Der TV-Konzern Pro Sieben Sat 1 hat nach der erneuten Übernahme durch ein Konsortium aus Finanzinvestoren im ersten Quartal besser abgeschnitten als erwartet. Sowohl Umsatz als auch Ergebnis legten zu, die Prognose fürs laufende Geschäftsjahr bestätigte die Senderkette.

dpa-afx MÜNCHEN. Zwischen Januar und Ende März stieg der Umsatz von 465,3 auf 501,2 Mill. Euro, wie das im MDax notierte Unternehmen am Mittwoch in München mitteilte. Von dpa-AFX befragte Analysten hatten im Schnitt mit 495,1 Mill. Euro gerechnet.

Das Ergebnis vor Zinsen, Steuern und Abschreibungen (Ebitda) kletterte von 70,6 auf 82,0 Mill. Euro und übertraf damit ebenfalls die Erwartungen der Experten, die von 78,7 Mill. Euro ausgegangen waren. Auch beim Ergebnis vor Zinsen und Steuern (Ebit) schnitt Prosiebensat.1 mit 71,9 Mill. Euro besser ab als angenommen (Prog 70,4). Im Vorjahr war ein Ebit von 61,1 Mill. Euro erwirtschaftet worden. Vor Steuern verdiente das Unternehmen 67,5 Mill. Euro nach 50,1 Mill. im Vorjahr (Prognose: 65,6).

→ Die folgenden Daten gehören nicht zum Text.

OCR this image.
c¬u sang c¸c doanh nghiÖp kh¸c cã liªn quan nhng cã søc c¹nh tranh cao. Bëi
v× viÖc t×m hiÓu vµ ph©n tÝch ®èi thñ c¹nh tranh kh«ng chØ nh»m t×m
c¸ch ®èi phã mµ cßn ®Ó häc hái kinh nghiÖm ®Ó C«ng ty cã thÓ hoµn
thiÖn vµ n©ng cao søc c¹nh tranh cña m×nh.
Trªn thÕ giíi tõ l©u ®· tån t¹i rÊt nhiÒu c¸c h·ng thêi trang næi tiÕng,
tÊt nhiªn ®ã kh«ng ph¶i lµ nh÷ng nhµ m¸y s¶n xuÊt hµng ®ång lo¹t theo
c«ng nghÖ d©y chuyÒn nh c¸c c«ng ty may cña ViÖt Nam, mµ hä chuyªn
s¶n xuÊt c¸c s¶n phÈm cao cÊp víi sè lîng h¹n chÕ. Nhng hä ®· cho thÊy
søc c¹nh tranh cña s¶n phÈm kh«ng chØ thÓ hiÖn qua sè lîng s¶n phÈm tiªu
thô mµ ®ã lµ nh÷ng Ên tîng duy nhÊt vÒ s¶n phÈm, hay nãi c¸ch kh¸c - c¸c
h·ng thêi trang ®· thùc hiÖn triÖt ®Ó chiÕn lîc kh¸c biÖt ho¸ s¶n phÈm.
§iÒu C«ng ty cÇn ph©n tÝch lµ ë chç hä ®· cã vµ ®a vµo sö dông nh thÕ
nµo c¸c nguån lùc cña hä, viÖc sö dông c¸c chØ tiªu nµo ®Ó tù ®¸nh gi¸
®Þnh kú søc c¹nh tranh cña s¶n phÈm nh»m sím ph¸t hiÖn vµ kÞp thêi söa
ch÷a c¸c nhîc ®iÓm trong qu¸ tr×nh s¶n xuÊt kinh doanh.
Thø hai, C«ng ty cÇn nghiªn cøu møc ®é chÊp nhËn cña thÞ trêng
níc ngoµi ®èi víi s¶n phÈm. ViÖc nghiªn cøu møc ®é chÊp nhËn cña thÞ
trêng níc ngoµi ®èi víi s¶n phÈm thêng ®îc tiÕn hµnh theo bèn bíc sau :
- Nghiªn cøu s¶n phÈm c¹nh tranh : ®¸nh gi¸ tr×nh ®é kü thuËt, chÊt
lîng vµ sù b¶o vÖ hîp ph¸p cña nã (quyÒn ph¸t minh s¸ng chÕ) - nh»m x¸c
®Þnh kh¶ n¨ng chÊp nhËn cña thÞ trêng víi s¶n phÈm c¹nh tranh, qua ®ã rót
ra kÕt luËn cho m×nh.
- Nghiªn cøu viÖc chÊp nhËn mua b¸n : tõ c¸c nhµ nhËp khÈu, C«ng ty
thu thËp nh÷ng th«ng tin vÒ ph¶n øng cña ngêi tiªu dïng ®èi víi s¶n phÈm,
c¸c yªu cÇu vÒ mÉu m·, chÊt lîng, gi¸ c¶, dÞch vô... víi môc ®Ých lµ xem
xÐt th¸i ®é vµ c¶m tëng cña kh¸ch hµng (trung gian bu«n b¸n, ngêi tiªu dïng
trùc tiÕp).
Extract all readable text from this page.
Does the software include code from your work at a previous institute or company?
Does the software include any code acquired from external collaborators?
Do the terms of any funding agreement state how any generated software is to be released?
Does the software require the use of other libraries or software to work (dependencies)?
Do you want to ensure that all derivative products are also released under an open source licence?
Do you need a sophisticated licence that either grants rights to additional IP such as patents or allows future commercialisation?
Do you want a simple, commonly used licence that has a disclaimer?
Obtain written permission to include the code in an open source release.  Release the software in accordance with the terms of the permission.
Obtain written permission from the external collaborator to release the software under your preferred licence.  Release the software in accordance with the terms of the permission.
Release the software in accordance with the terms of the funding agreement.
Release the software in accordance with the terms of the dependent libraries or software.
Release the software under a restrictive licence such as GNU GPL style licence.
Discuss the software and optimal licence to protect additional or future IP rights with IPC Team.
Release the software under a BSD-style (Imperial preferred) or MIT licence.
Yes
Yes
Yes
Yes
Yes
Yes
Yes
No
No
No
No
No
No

Der Überschuss kletterte von 30,7 auf 40,6 Mill. Euro (Prognose 39,5).

Den Ausblick auf das laufende Geschäftsjahr bestätigte Prosiebensat.1. So wollen die Münchner besser abschneiden als der deutsche TV-Werbemarkt, der um zwei bis drei Prozent wachsen soll. Daher sei im laufenden Geschäftsjahr sowohl beim Umsatz als auch bei den Erträgen mit weiteren Zuwächsen zu rechnen. Der Geschäftsbereich Diversifikation soll 2007 wie geplant inklusive weiterer Akquisitionen bis zu 15 Prozent zum Konzernumsatz beitragen.

Zur geplanten Fusion mit der europäischen Senderkette SBS machte Prosiebensat.1 keine neuen Angaben. Eine Entscheidung darüber werde voraussichtlich Mitte des Jahres fallen, hieß es. Durch den Zusammenschluss will Prosiebensat.1 enger an den europäischen Marktführer RTL Group heranrücken. Während Prosiebensat.1 vor allem auf dem wichtigen deutschen Markt stark ist, ist SBS insbesondere in den Benelux-Ländern, Skandinavien und Osteuropa gut vertreten. Gemeinsam kommen die Unternehmen auf einen Umsatz von mehr als drei Mrd. Euro. Möglich geworden war die Fusion mit der Übernahme der Mehrheit bei Prosiebensat.1 durch die Finanzinvestoren KKR und Permira Ende vergangenen Jahres. KKR und Permira haben auch bei SBS das Sagen.